Monday, October 19, 2009

Stocks: Full Speed Ahead

A good chart for seeing the stock market rebound is not over is presented here.

Take a close look at the rebound in real interest rates that resulted in double peaks in June of 1983 and June of 1984. The market had been crushed hard enough prior to lift-off in late 1982 that the sharp rise in real rates did not kill the rally. By June of 1983, small cap, high beta stocks did slow their assent. By June of 1984, long bonds were so attractive that leveraged bonds offered extremely high returns. From June 1984 until November 1986, non levered bonds threw off about 60% gains. From November 1986 until late summer 1987 stocks soared. Sharply higher interest rates, the third run, in September and October brought about Black Monday, October 19, 1987.

In recent weeks, real interest rates have risen sharply--the first run. Guess what happened to the price of gold after real interest rates soared in 1983?  Gold is currently at a 10-year high, but the real cost of holding it has just skyrocketed. Indeed, Australia has become the first nation to raise short rates in acknowledgement that central banks no longer have to lean so strongly against deflation.

Big profits are available in real estate and stocks. Real rates will probably not have to go as high as they did in  1983-84 to slow down the market but the most recent run in the market has been only a rebound to reasonable ground. The big market V was all about fear of a great depression that never happened. Now, the slower process of building a new economy must be played-out.

Great preparation for the "new economy" has already been made. The first internet run went as far as it could go on the infrastructure in place in 2000. Now, a whole new infrastructure is in place with much more finish work scheduled.

With infrastructure in place, the adoption rate for high speed, mobile, internet connected computers is about to accelerate. Early adopters have already had their fun with expensive iPhones and Blackberrys. The price has fallen to levels the masses can afford and the price is still falling. WalMart sells a phone that gives you unlimited voice and data for $45 per month. Within a couple of years, the price will be down by half.

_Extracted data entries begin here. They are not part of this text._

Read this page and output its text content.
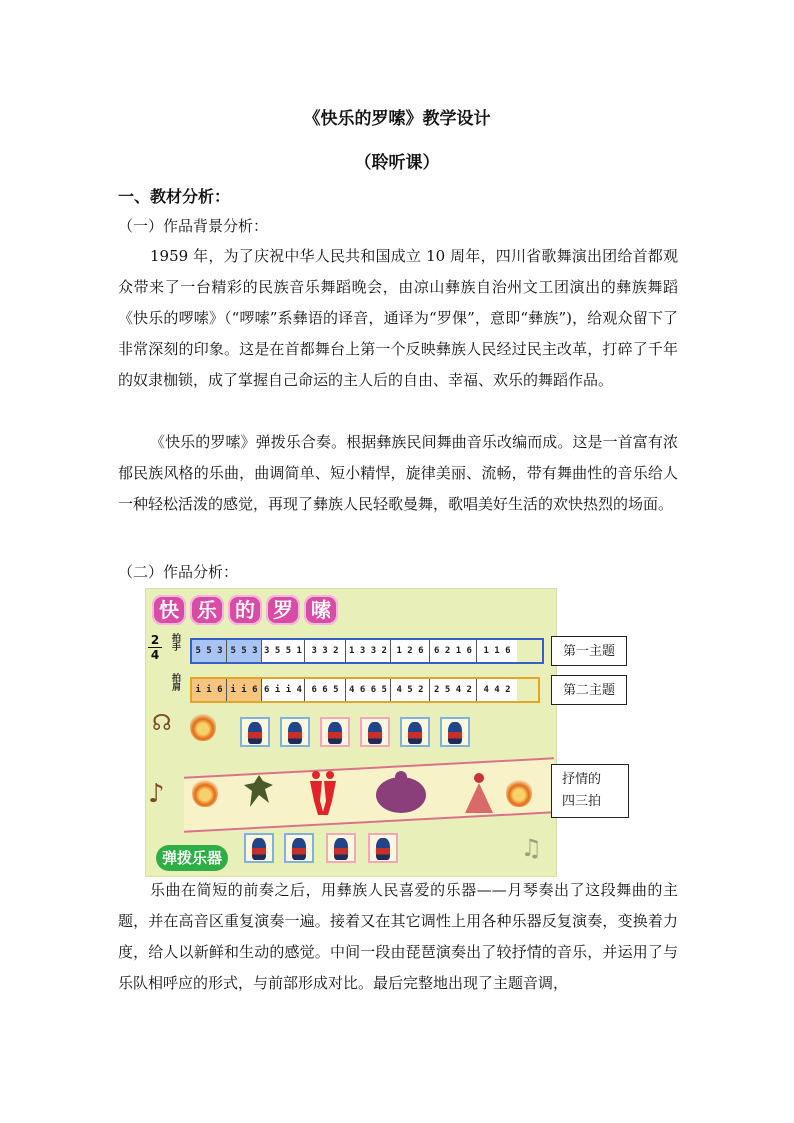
《快乐的罗嗦》教学设计
（聆听课）
一、教材分析：
（一）作品背景分析：

1959 年，为了庆祝中华人民共和国成立 10 周年，四川省歌舞演出团给首都观众带来了一台精彩的民族音乐舞蹈晚会，由凉山彝族自治州文工团演出的彝族舞蹈《快乐的啰嗦》（“啰嗦”系彝语的译音，通译为“罗倮”，意即“彝族”)，给观众留下了非常深刻的印象。这是在首都舞台上第一个反映彝族人民经过民主改革，打碎了千年的奴隶枷锁，成了掌握自己命运的主人后的自由、幸福、欢乐的舞蹈作品。

《快乐的罗嗦》弹拨乐合奏。根据彝族民间舞曲音乐改编而成。这是一首富有浓郁民族风格的乐曲，曲调简单、短小精悍，旋律美丽、流畅，带有舞曲性的音乐给人一种轻松活泼的感觉，再现了彝族人民轻歌曼舞，歌唱美好生活的欢快热烈的场面。

（二）作品分析：
快 乐 的 罗 嗦
2
4
拍手
拍肩
5 5 3 5 5 3 3 5 5 1	3 3 2	1 3 3 2	1 2 6	6 2 1 6	1 1 6
i i 6 i i 6 6 i i 4	6 6 5	4 6 6 5	4 5 2	2 5 4 2	4 4 2
☊
♪
弹拨乐器	♫
第一主题
第二主题
抒情的
四三拍

乐曲在简短的前奏之后，用彝族人民喜爱的乐器——月琴奏出了这段舞曲的主题，并在高音区重复演奏一遍。接着又在其它调性上用各种乐器反复演奏，变换着力度，给人以新鲜和生动的感觉。中间一段由琵琶演奏出了较抒情的音乐，并运用了与乐队相呼应的形式，与前部形成对比。最后完整地出现了主题音调，
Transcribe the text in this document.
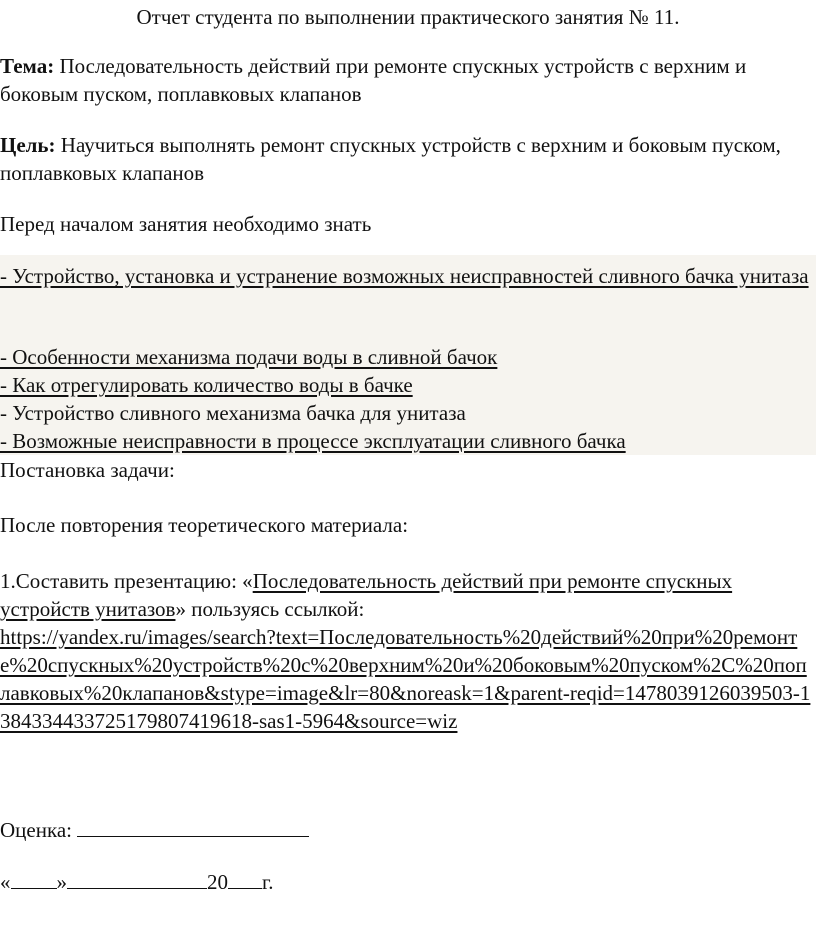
Отчет студента по выполнении практического занятия № 11.
Тема: Последовательность действий при ремонте спускных устройств с верхним и боковым пуском, поплавковых клапанов
Цель: Научиться выполнять ремонт спускных устройств с верхним и боковым пуском, поплавковых клапанов
Перед началом занятия необходимо знать
- Устройство, установка и устранение возможных неисправностей сливного бачка унитаза
- Особенности механизма подачи воды в сливной бачок
- Как отрегулировать количество воды в бачке
- Устройство сливного механизма бачка для унитаза
- Возможные неисправности в процессе эксплуатации сливного бачка
Постановка задачи:
После повторения теоретического материала:
1.Составить презентацию: «Последовательность действий при ремонте спускных устройств унитазов» пользуясь ссылкой:
https://yandex.ru/images/search?text=Последовательность%20действий%20при%20ремонте%20спускных%20устройств%20с%20верхним%20и%20боковым%20пуском%2C%20поплавковых%20клапанов&stype=image&lr=80&noreask=1&parent-reqid=1478039126039503-1384334433725179807419618-sas1-5964&source=wiz
Оценка:
« »	20 г.
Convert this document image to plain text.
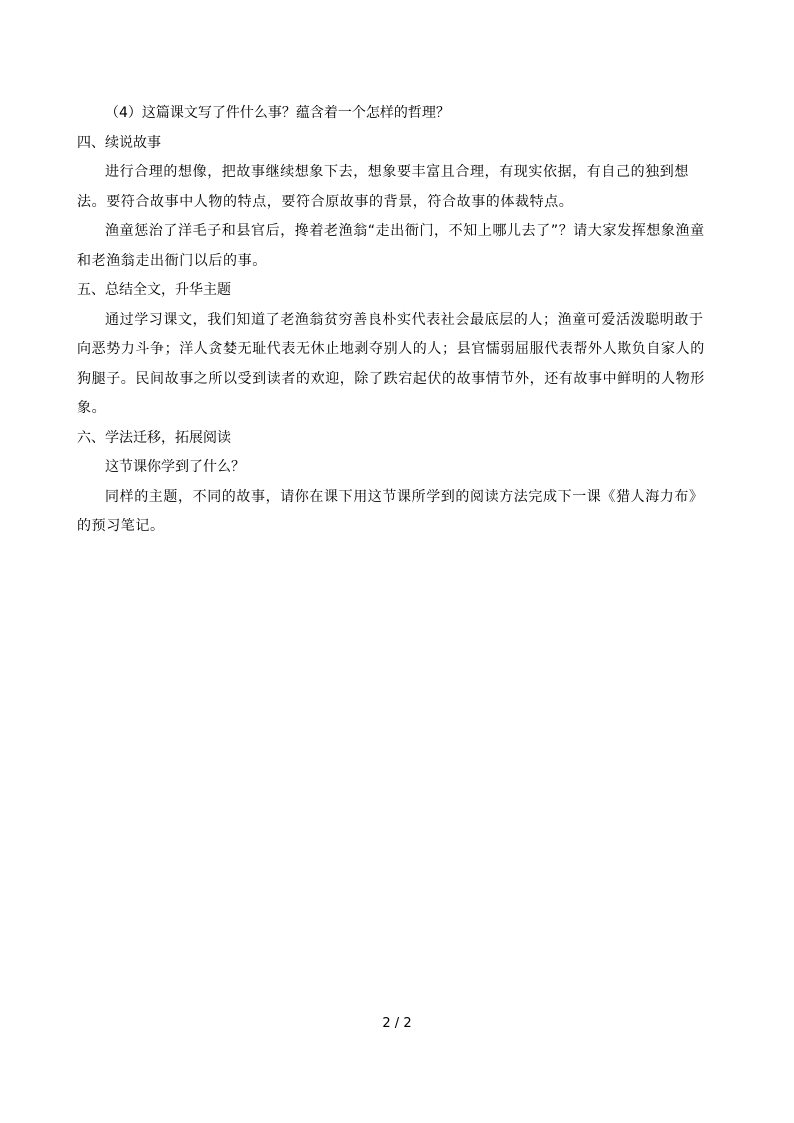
（4）这篇课文写了件什么事？蕴含着一个怎样的哲理？

四、续说故事

进行合理的想像，把故事继续想象下去，想象要丰富且合理，有现实依据，有自己的独到想法。要符合故事中人物的特点，要符合原故事的背景，符合故事的体裁特点。

渔童惩治了洋毛子和县官后，搀着老渔翁“走出衙门，不知上哪儿去了”？请大家发挥想象渔童和老渔翁走出衙门以后的事。

五、总结全文，升华主题

通过学习课文，我们知道了老渔翁贫穷善良朴实代表社会最底层的人；渔童可爱活泼聪明敢于向恶势力斗争；洋人贪婪无耻代表无休止地剥夺别人的人；县官懦弱屈服代表帮外人欺负自家人的狗腿子。民间故事之所以受到读者的欢迎，除了跌宕起伏的故事情节外，还有故事中鲜明的人物形象。

六、学法迁移，拓展阅读

这节课你学到了什么？

同样的主题，不同的故事，请你在课下用这节课所学到的阅读方法完成下一课《猎人海力布》的预习笔记。

2 / 2
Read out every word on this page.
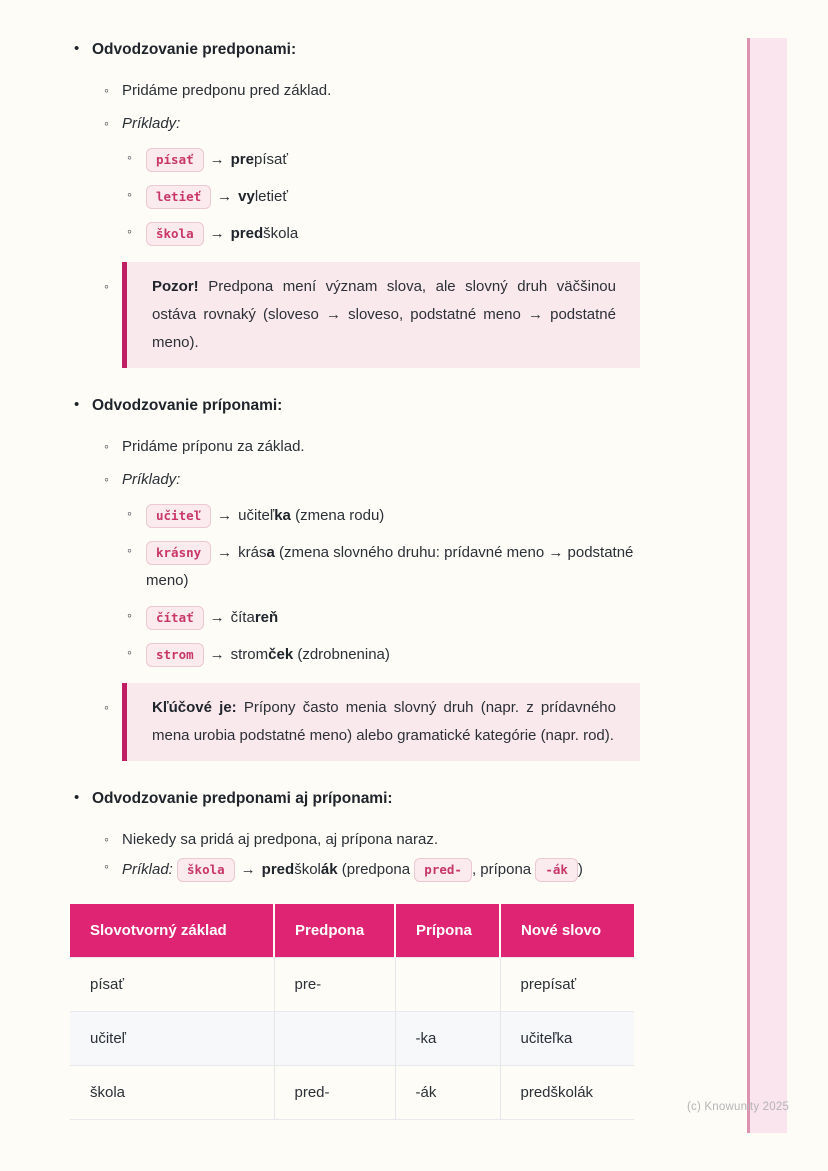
(c) Knowunity 2025
• Odvodzovanie predponami:
◦ Pridáme predponu pred základ.
◦ Príklady:
◦	písať → prepísať
◦	letieť → vyletieť
◦	škola → predškola
◦	Pozor! Predpona mení význam slova, ale slovný druh väčšinou ostáva rovnaký (sloveso → sloveso, podstatné meno → podstatné meno).
• Odvodzovanie príponami:
◦ Pridáme príponu za základ.
◦ Príklady:
◦	učiteľ → učiteľka (zmena rodu)
◦	krásny → krása (zmena slovného druhu: prídavné meno → podstatné meno)
◦	čítať → čítareň
◦	strom → stromček (zdrobnenina)
◦	Kľúčové je: Prípony často menia slovný druh (napr. z prídavného mena urobia podstatné meno) alebo gramatické kategórie (napr. rod).
• Odvodzovanie predponami aj príponami:
◦ Niekedy sa pridá aj predpona, aj prípona naraz.
◦ Príklad: škola → predškolák (predpona pred- , prípona -ák )
Slovotvorný základ	Predpona	Prípona	Nové slovo
písať	pre-		prepísať
učiteľ		-ka	učiteľka
škola	pred-	-ák	predškolák
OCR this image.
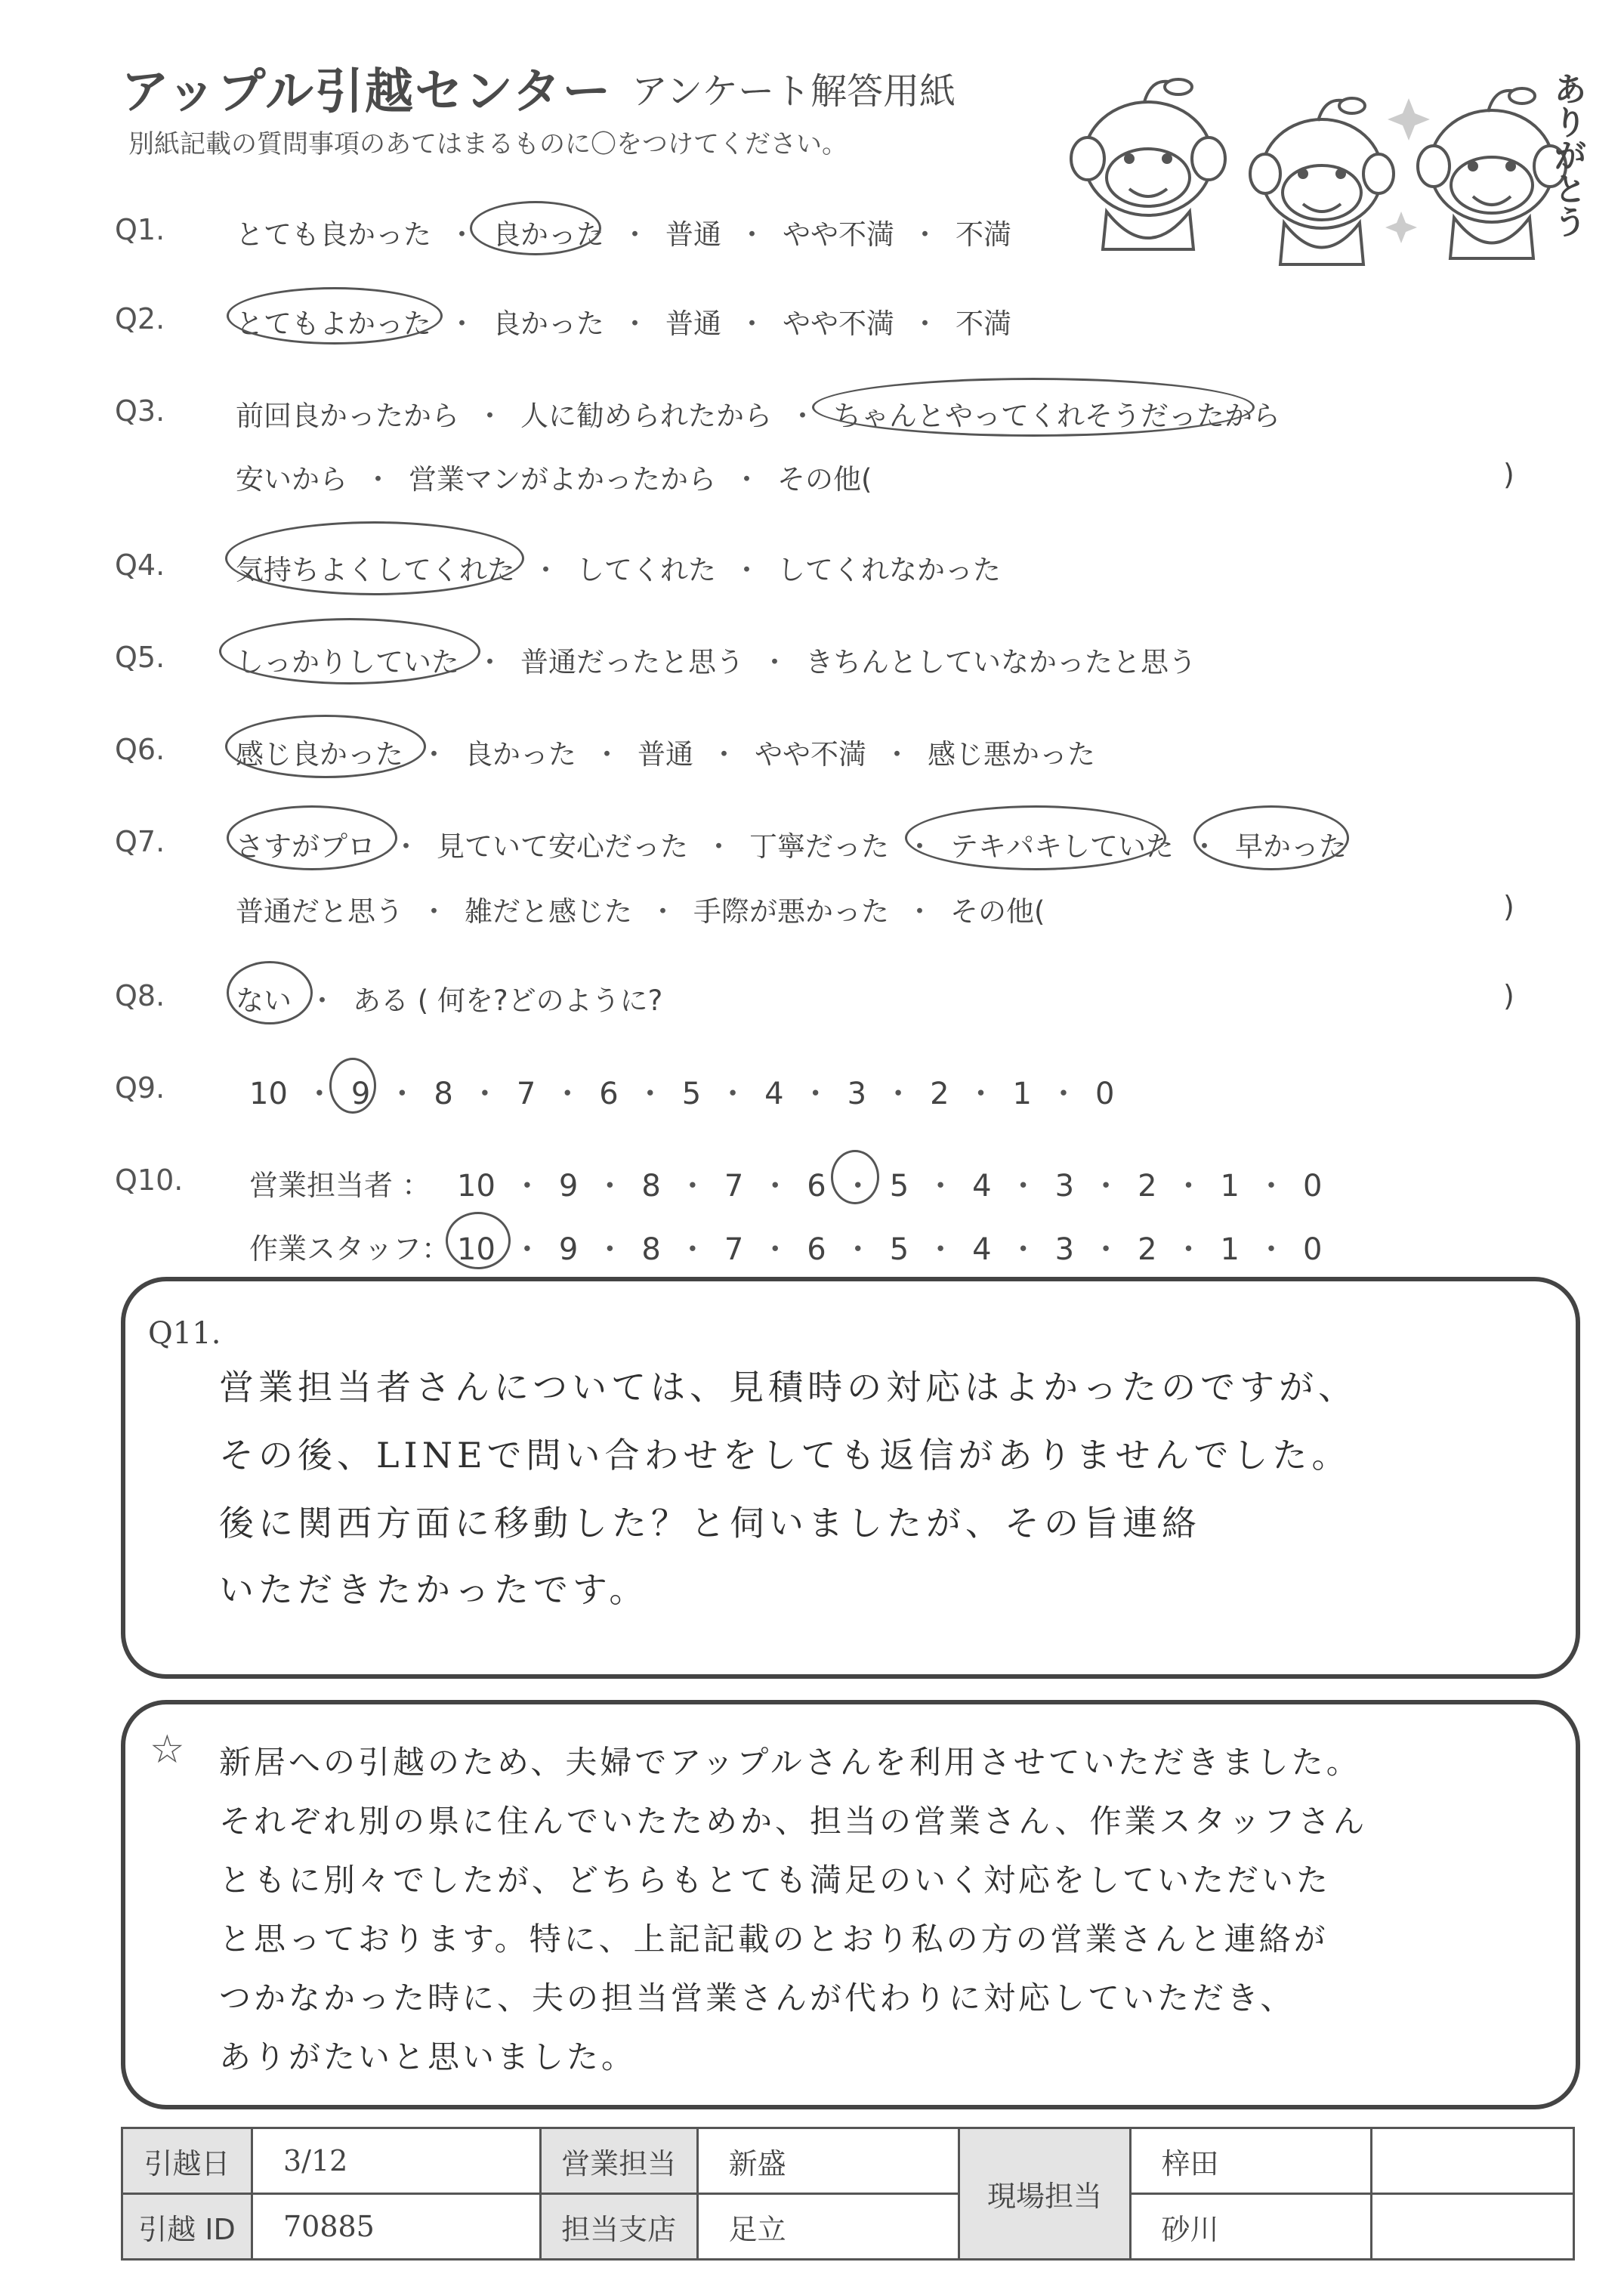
アップル引越センター アンケート解答用紙
別紙記載の質問事項のあてはまるものに〇をつけてください。	ありがとう
Q1.	とても良かった ・ 良かった ・ 普通 ・ やや不満 ・ 不満
Q2.	とてもよかった ・ 良かった ・ 普通 ・ やや不満 ・ 不満
Q3.	前回良かったから ・ 人に勧められたから ・ ちゃんとやってくれそうだったから
安いから ・ 営業マンがよかったから ・ その他(	)
Q4.	気持ちよくしてくれた ・ してくれた ・ してくれなかった
Q5.	しっかりしていた ・ 普通だったと思う ・ きちんとしていなかったと思う
Q6.	感じ良かった ・ 良かった ・ 普通 ・ やや不満 ・ 感じ悪かった
Q7.	さすがプロ ・ 見ていて安心だった ・ 丁寧だった ・ テキパキしていた ・ 早かった
普通だと思う ・ 雑だと感じた ・ 手際が悪かった ・ その他(	)
Q8.	ない ・ ある ( 何を?どのように?	)
Q9.	10 ・ 9 ・ 8 ・ 7 ・ 6 ・ 5 ・ 4 ・ 3 ・ 2 ・ 1 ・ 0
Q10. 営業担当者 ： 10 ・ 9 ・ 8 ・ 7 ・ 6 ・ 5 ・ 4 ・ 3 ・ 2 ・ 1 ・ 0
作業スタッフ： 10 ・ 9 ・ 8 ・ 7 ・ 6 ・ 5 ・ 4 ・ 3 ・ 2 ・ 1 ・ 0
Q11.
営業担当者さんについては、見積時の対応はよかったのですが、
その後、LINEで問い合わせをしても返信がありませんでした。
後に関西方面に移動した？と伺いましたが、その旨連絡
いただきたかったです。
☆ 新居への引越のため、夫婦でアップルさんを利用させていただきました。
それぞれ別の県に住んでいたためか、担当の営業さん、作業スタッフさん
ともに別々でしたが、どちらもとても満足のいく対応をしていただいた
と思っております。特に、上記記載のとおり私の方の営業さんと連絡が
つかなかった時に、夫の担当営業さんが代わりに対応していただき、
ありがたいと思いました。
引越日	3/12	営業担当	新盛	現場担当	梓田	
引越 ID	70885	担当支店	足立		砂川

Super fast economic growth has once again taken root in emerging nations. The current alarmist WOW (wall of worry) is that the US dollar is falling. Ironically, the reason it is falling is because the world is making the switch from FEAR to GREED! Instead of cowering in the safety of the dollar, people around the world are investing to expand their businesses.  One of the many positive effects on the USA will be rapid increases in sales of computer chips, our number one export to the world. Of course, Microsoft is preparing to export many billions of dollars worth of Windows 7 software.

The other WOW is that government printing presses are going to cause hyper inflation. It is amazing how quick the worry warts can go from fear of depression to fear of hyper-inflation. With recovery, business profits are going to soar, taxes paid will soar and government deficits will be lower than what they would have been. Chances are good that the Obama big tax and spend health care program is going to be dramatically cut back or it will fail to pass.

Put another way, resources supplies are abundant, every thing from unemployed labor to unused factory capacity. The risk of hyper-inflation will not be real until rapid growth has absorbed most of these excess resources. We have just begun a time of rapid growth. China is leading the way with GDP growth of 7 to 9%!

It is still time to buy stocks. While a pull back would not be a great surprise after the recent 60% run, in general, it is appropriate to add money to equity markets in anticipation of full speed ahead.